White employees earn $4 dollars more an hour than employees of color in the restaurant industry. Flickr/fotoscanon/

Raising the minimum wage and changing workplace culture could help.

With almost 11 million employees, the restaurant industry is one of the fastest-growing sectors in the United States, but it is also one of the lowest paying—restaurant workers in general are three times as poor as the rest of the U.S. workforce. Within the industry, workers of color are even worse off. They are twice as likely to live in poverty than their white counterparts.

This is because people of color are far more likely to be relegated to the lowest-wage and back-end jobs in casual restaurants, instead of fine-dining opportunities that pay better, according to a recent report from Restaurant Opportunities Centers United.

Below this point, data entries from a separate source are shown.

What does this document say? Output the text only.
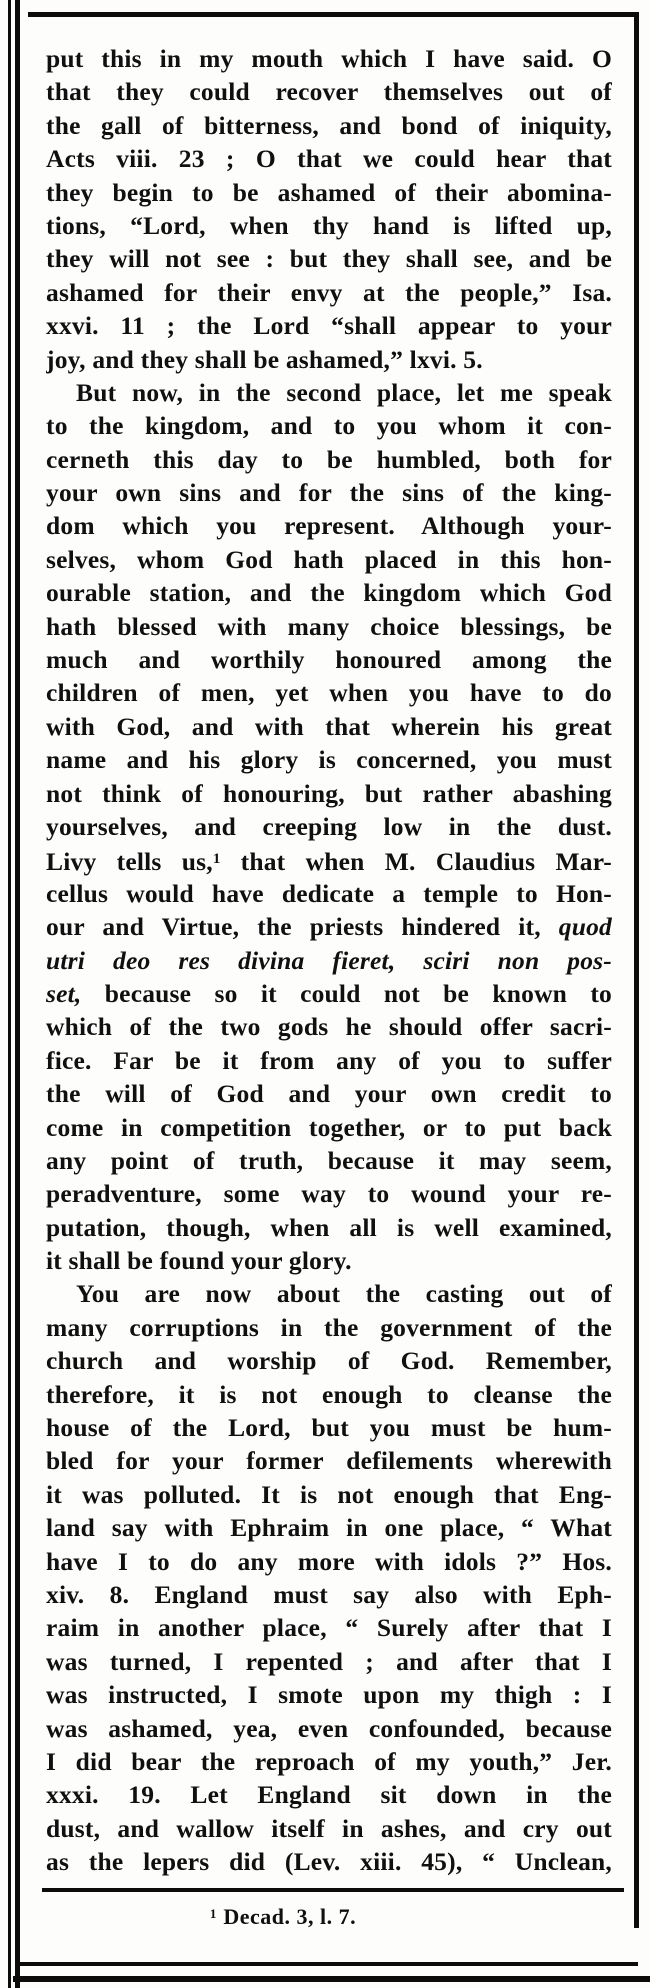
put this in my mouth which I have said. O
that they could recover themselves out of
the gall of bitterness, and bond of iniquity,
Acts viii. 23 ; O that we could hear that
they begin to be ashamed of their abomina-
tions, “Lord, when thy hand is lifted up,
they will not see : but they shall see, and be
ashamed for their envy at the people,” Isa.
xxvi. 11 ; the Lord “shall appear to your
joy, and they shall be ashamed,” lxvi. 5.
But now, in the second place, let me speak
to the kingdom, and to you whom it con-
cerneth this day to be humbled, both for
your own sins and for the sins of the king-
dom which you represent. Although your-
selves, whom God hath placed in this hon-
ourable station, and the kingdom which God
hath blessed with many choice blessings, be
much and worthily honoured among the
children of men, yet when you have to do
with God, and with that wherein his great
name and his glory is concerned, you must
not think of honouring, but rather abashing
yourselves, and creeping low in the dust.
Livy tells us,$^1$ that when M. Claudius Mar-
cellus would have dedicate a temple to Hon-
our and Virtue, the priests hindered it, quod
utri deo res divina fieret, sciri non pos-
set, because so it could not be known to
which of the two gods he should offer sacri-
fice. Far be it from any of you to suffer
the will of God and your own credit to
come in competition together, or to put back
any point of truth, because it may seem,
peradventure, some way to wound your re-
putation, though, when all is well examined,
it shall be found your glory.
You are now about the casting out of
many corruptions in the government of the
church and worship of God. Remember,
therefore, it is not enough to cleanse the
house of the Lord, but you must be hum-
bled for your former defilements wherewith
it was polluted. It is not enough that Eng-
land say with Ephraim in one place, “ What
have I to do any more with idols ?” Hos.
xiv. 8. England must say also with Eph-
raim in another place, “ Surely after that I
was turned, I repented ; and after that I
was instructed, I smote upon my thigh : I
was ashamed, yea, even confounded, because
I did bear the reproach of my youth,” Jer.
xxxi. 19. Let England sit down in the
dust, and wallow itself in ashes, and cry out
as the lepers did (Lev. xiii. 45), “ Unclean,
$^1$ Decad. 3, l. 7.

"Minority populations are systematically denied access to these livable-wage positions," says Teófilo Reyes, the organization's national research director. Employees of color face "glass ceilings, low floors and locked doors" in American restaurants, according to Reyes.

Within the restaurant industry, people of color are mainly employed in lower-wage, fast food and casual dining restaurants. (Flickr/thomashawk)

To prove that this earnings gap exists, the researchers first analyzed Census data. They found that workers of color and non-naturalized immigrants pay a hefty "tax" in the form of earnings that are as much as 57 percent lower than their white counterparts.

The researchers then canvassed 273 fine-dining restaurants, confirming the maitre d's, bartenders, servers and hosts were predominantly white (and in many of those positions, they were in fact white men).

White males occupied most front-of-the-house positions in fine-dining restaurants. (Restaurant Opportunities Center United)

The rest—the immigrants and people of color—earn far less in positions such as bussers, dishwashers, or cashiers.

"You have a situation where the workers who are bringing the food to your table can’t afford to feed themselves,” says Reyes.

To improve these circumstances, the report recommends that states raise the minimum wage and that employers follow. States that have already done so have benefited, and so has the restaurant industry in those states, Reyes says.

The study also reveals that the industry's hiring and promoting practices are often discriminatory. The researchers tested for discrimination in hiring in three diverse U.S. cities—Chicago, Detroit and New Orleans—cities where around 40 percent of restaurant employees are minorities. In each city, they sent out trained white and minority restaurant professionals to apply for the same positions. So that there was no question of eligibility, they made it so that the applicant of color was slightly more qualified.

The results varied by city, but in general, minority applicants were only 73 percent as likely to get the job, and also less likely to get a call-back for an interview.

Applicants of color were less likely to get a call back or the job offer. (Restaurant Opportunities Center United)

Chicago fared the worst out of the three cities they tested—qualified minority applicants were only half as likely to get job offers there.

In every city tested, the minority applicants were much less likely to be called back and be offered a job. (Restaurant Opportunities Center United)

A few years back, Rameka Aton tried a similar test of her own. Aton, a 30-year-old black woman, has been working in the restaurant industry for ten years. At the time, she was applying for positions at fine-dining spots in downtown Chicago. Despite having experience and being highly qualified (Aton has a certificate as a level-one sommelier), she wasn't having any luck. She suspected it was because with all her applications, she was asked to send in a photo of herself—a photo that revealed her race. To prove her theory, for one of the jobs she applied she sent in a photo of a white girlfriend of hers with her résumé. She got a call from the restaurant the same day.

"That was kind of a blatant example to me that discrimination is actually very real and very much a part of the hiring process," says Aton, who now tends bar at Dugan's Pub and is a member of Restaurant Opportunities Centers United in Chicago.

At the fine-dining places she has worked, Aton says she's often the only black woman. And once she is hired, climbing up the ladder hasn't been easy. Often times it's not how well you do, but who you're friends with that gets you promoted, she says.

Hiring and promotion processes in many industries tend to reflect the social networks of current employees. In predominantly white fine dining restaurants, it can be especially difficult for people from other backgrounds to break in. To combat this, Restaurant Opportunities Centers United recommends standardizing hiring and promotion protocol.

But even if management wants to diversify, they may hesitate to do so based on perceptions of customer preferences.

"[The fine-dining restaurants] want their establishment to represent their clients, who are predominantly white," Aton says. African-American workers, specifically, make up only 6 percent of the fine-dining workforce, which is low even compared to other minorities. (Latinos, for instance, make up 17 percent.)

The higher salaries fine-dining establishments offer employees are often used as an example to justify a low minimum-wage policy, Reyes says—but a close look at who is getting these salaries makes the imbalance clear. High prices already limit the diversity of customers who frequent expensive restaurants. Aton points out that dress codes, like those banning baggy pants, can do the same. And once a homogenous clientele is seated at the bar, keeping them happy might mean leaving stereotypes intact.